Well, thanks for the information and photos! It certainly looks like this... thing... is what I've got in my lot of built models. I'd be lying if I said I wasn't a bit disappointed, as I was hoping it was one of the numerous kits of small ships produced by Pyro, Lindberg, Aurora etc. - all of which, like most kits from these manufacturers, are very, very hard to find in the UK or Europe other than by paying over the odds from US sellers (I know I sound like a broken record on this subject, but it is annoying). Small ships like this, both naval and civil, have always been my favourite sailing ship modelling subjects. (Even with 19th and 20th century powered ships, my main interest, I prefer modelling destroyers and smaller to BBs and CVs)
As I'm not really familiar with any of these kits - in some cases I haven't even seen the box art - I wasn't able to immediately tell whether the ship in my lot was one of these or not.

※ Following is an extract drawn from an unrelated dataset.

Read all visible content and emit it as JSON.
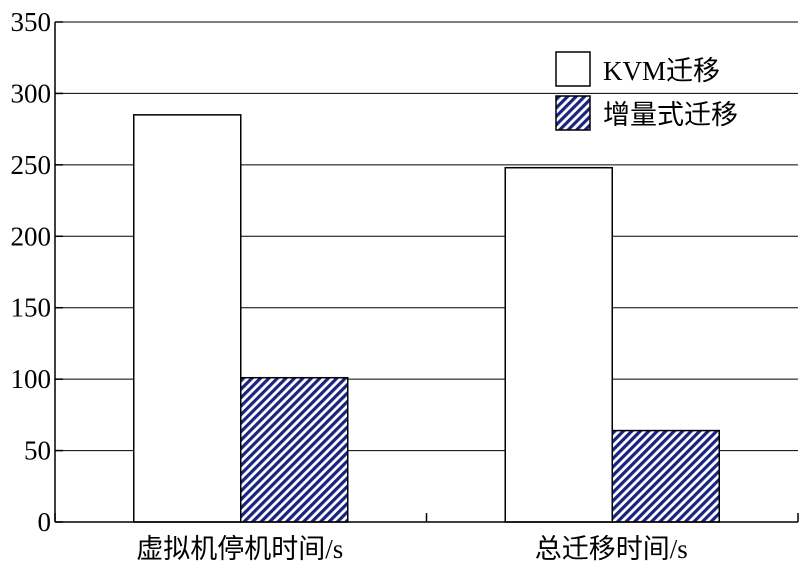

I really wonder whether the designer of the moulds for that old Aurora kit had the slightest clue what the Cutty Sark, or any clipper, actually looked like! Distorted hull shapes might be more forgivable (in a 1950s kit at least) for something like a 15th century galleon, but in this case the real ship actually exists.
On the subject of the SMER kit, the hull mouldings in that look very reminiscent in moulding style of other Aurora kits I've seen, such as the privateer "Corsair". I wonder whether Aurora re-tooled their Cutty Sark kit some time in the 1960s, and SMER's kit is made from the "newer" moulds"?
On the other hand, the scale of the SMER kit is about 1/220 (not 1/180 as shown on the box), the same as the smaller Revell kit. But I've seen the latter kit built up, and I remember it as being much more finely detailed than the rather crude and basic mouldings in this kit.
Looking at it, though, I also can't help wondering whether it has some potential to make (with a lot of kitbashing, and probably some reshaping of the hull) a model of something like a naval schooner or cutter. (I have a huge collection of sailing ship parts and fittings, including masts and yards, in my spares box)
Still, at least I've got the Forrest Sherman, another fairly rare kit (even if it will require a lot of repair work and scratchbuilding) and a USS Montrose which surely has some kitbashing/conversion potential.